Изменить стиль страницы

А свейскому не до куражу, словами как битами мечет. А тут не в городки дуть, в царства! Кто до шахмат горазд, каждый хоть семь раз отмерь, а один — отрежь.

Задирист больно ты, Густав-Адольф: Московское царство-де в рост пошло. А ждал, что в наперсток? Стрелецкие полки на старых рубежах и к новым приглядываются. Пушки и пищали умельцы выделывают. Под знамена ставят рейтар, драгун, солдат. Так-то, король свейский! А к чему присовокупил: «Московия оружейный завод под Тулой задумала…» Откуда выведал? Кто зело болтлив? Сыск учинить надо… Крепнет Московское царство, а западные области, священные земли России, все еще у королевской Польши! И Сигизмунд по-прежнему величает себя королем России. А виной всему немцы Габсбурги. Не можно такое терпеть!"

Перенес белого короля через башню, — здесь засаде быть… "Самим ведомо: не можно! Только дорого просит за дружбу и любовь король свейский: ему б и казаков донских, и селитру для пороха, да зерно по приемочной цене, и чтоб без пошлин, для войска, в придачу и денег для битвы с общим-де недругом…

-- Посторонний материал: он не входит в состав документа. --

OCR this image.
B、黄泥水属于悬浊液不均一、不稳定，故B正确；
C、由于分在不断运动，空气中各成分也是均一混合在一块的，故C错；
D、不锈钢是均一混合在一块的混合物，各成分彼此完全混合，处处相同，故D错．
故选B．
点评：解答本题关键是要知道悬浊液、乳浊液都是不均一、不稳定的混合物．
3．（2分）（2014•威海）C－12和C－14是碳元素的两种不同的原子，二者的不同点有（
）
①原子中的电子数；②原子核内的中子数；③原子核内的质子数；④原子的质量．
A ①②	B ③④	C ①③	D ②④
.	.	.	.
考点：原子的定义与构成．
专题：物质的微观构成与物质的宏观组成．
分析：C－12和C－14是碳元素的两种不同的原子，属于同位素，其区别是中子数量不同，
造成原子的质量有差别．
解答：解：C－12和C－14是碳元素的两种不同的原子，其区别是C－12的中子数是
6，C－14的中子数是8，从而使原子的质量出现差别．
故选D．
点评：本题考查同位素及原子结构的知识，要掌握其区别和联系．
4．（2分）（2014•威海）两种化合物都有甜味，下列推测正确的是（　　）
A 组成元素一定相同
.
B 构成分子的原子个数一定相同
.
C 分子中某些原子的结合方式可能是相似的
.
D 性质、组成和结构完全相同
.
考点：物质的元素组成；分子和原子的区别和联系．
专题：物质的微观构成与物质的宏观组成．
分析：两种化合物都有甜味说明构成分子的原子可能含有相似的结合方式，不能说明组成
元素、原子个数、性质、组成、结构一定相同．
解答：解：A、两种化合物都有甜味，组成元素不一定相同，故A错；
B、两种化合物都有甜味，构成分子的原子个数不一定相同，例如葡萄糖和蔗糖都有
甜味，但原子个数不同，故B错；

Видно, Густав-Адольф адамант крепкий: по кулаку кулаком бьет, но опричь того — хитер. О подмоге просит, а сам небось затаил одно: русских с берегов балтийских навек согнать да так прижать к скалистым бокам Урала, чтобы окрасились те кровью праведной да гудели б веки вечные под сапогом свейским. Токмо не стать такому, во имя отца и сына и святого духа! Два Рима падоша, третий стоит, четвертому — не быть!"

Сжал посох да так ударил набалдашником по столику, что фигуры подпрыгнули на шахматной доске, а король черных долго шатался: «Вот-вот покатится с бесовских квадратов. Да удержали паны на черных лошадях. Стало быть, игре покуда не конец».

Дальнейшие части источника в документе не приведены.